Burundi legislators voted Wednesday to withdraw from the International Criminal Court and the Rome Statute agreement that authorizes and governs it. Burundi becomes the first African nation to vote to leave the ICC, as Kenya, South Africa and other African Union nations also have considered in recent years.
The National Assembly of Burundi passed the legislation with 94 MP votes for leaving the ICC, 14 abstentions and just two MP votes against, according to Radio Télévision Nationale du Burundi (RTNB).
Earlier this week, Burundi banned three UN investigators from the country. The UN Human Rights Council agreed in September to establish a commission of inquiry for Burundi, based on a UN report that detailed evidence of assassinations, detentions and torture that investigators allege was committed by its government or those complicit with it.
Burundi’s escalating conflict began with President Pierre Nkurunziza’s 2015 decision to seek a third term. Human rights groups and western leaders condemned the repression of opposition political leaders, rights activist, voters and journalists that characterized his re-election.

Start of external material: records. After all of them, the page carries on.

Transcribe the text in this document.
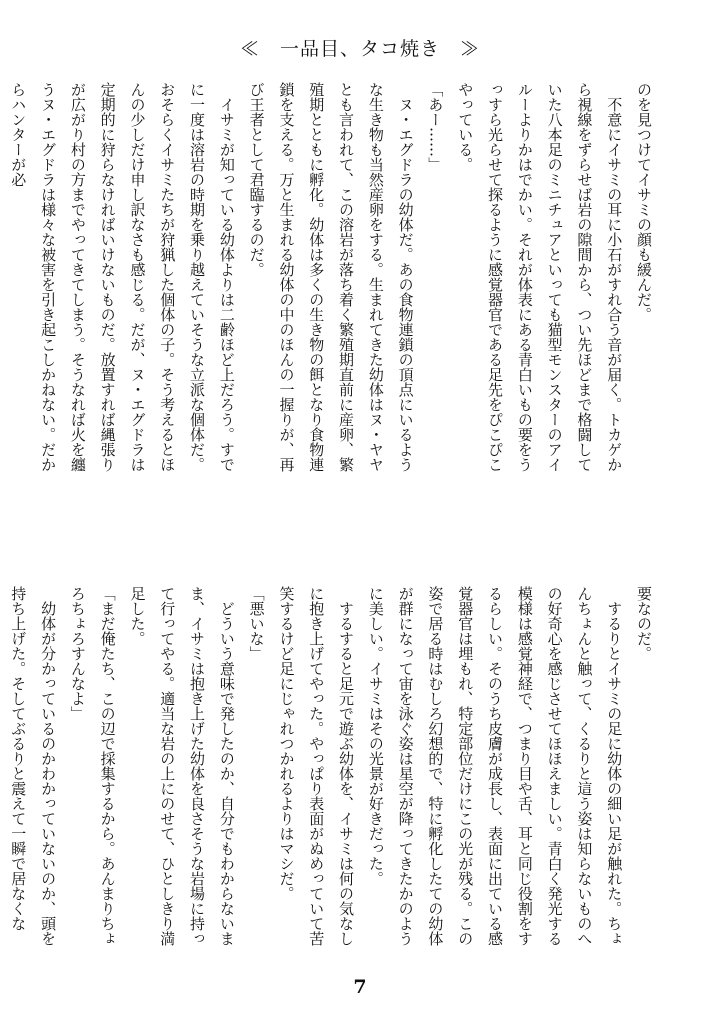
≪　一品目、タコ焼き　≫

のを見つけてイサミの顔も緩んだ。

不意にイサミの耳に小石がすれ合う音が届く。トカゲから視線をずらせば岩の隙間から、つい先ほどまで格闘していた八本足のミニチュアといっても猫型モンスターのアイルーよりかはでかい。それが体表にある青白いもの要をうっすら光らせて探るように感覚器官である足先をぴこぴこやっている。

「あー……」

ヌ・エグドラの幼体だ。あの食物連鎖の頂点にいるような生き物も当然産卵をする。生まれてきた幼体はヌ・ヤヤとも言われて、この溶岩が落ち着く繁殖期直前に産卵、繁殖期とともに孵化。幼体は多くの生き物の餌となり食物連鎖を支える。万と生まれる幼体の中のほんの一握りが、再び王者として君臨するのだ。

イサミが知っている幼体よりは二齢ほど上だろう。すでに一度は溶岩の時期を乗り越えていそうな立派な個体だ。おそらくイサミたちが狩猟した個体の子。そう考えるとほんの少しだけ申し訳なさも感じる。だが、ヌ・エグドラは定期的に狩らなければいけないものだ。放置すれば縄張りが広がり村の方までやってきてしまう。そうなれば火を纏うヌ・エグドラは様々な被害を引き起こしかねない。だからハンターが必

要なのだ。

するりとイサミの足に幼体の細い足が触れた。ちょんちょんと触って、くるりと這う姿は知らないものへの好奇心を感じさせてほほえましい。青白く発光する模様は感覚神経で、つまり目や舌、耳と同じ役割をするらしい。そのうち皮膚が成長し、表面に出ている感覚器官は埋もれ、特定部位だけにこの光が残る。この姿で居る時はむしろ幻想的で、特に孵化したての幼体が群になって宙を泳ぐ姿は星空が降ってきたかのように美しい。イサミはその光景が好きだった。

するすると足元で遊ぶ幼体を、イサミは何の気なしに抱き上げてやった。やっぱり表面がぬめっていて苦笑するけど足にじゃれつかれるよりはマシだ。

「悪いな」

どういう意味で発したのか、自分でもわからないまま、イサミは抱き上げた幼体を良さそうな岩場に持って行ってやる。適当な岩の上にのせて、ひとしきり満足した。

「まだ俺たち、この辺で採集するから。あんまりちょろちょろすんなよ」

幼体が分かっているのかわかっていないのか、頭を持ち上げた。そしてぶるりと震えて一瞬で居なくな

7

But the AU has called on African nations to engage in “a more apt review” of their relationship with the ICC and its authority. Some African states feel the continent is unfairly targeted for ICC prosecutions, while other nations – notably the United States – are not subject to its jurisdiction. Other states, such as Sudan, are led by officials charged by the ICC in connection with genocide or war crimes.
An ICC investigation is authorized when an alleged incident occurs in an ICC member state, was initiated by a citizen of those states, and is requested by the UN Security Council. An investigation also may be conducted when a country voluntarily cooperates with the ICC.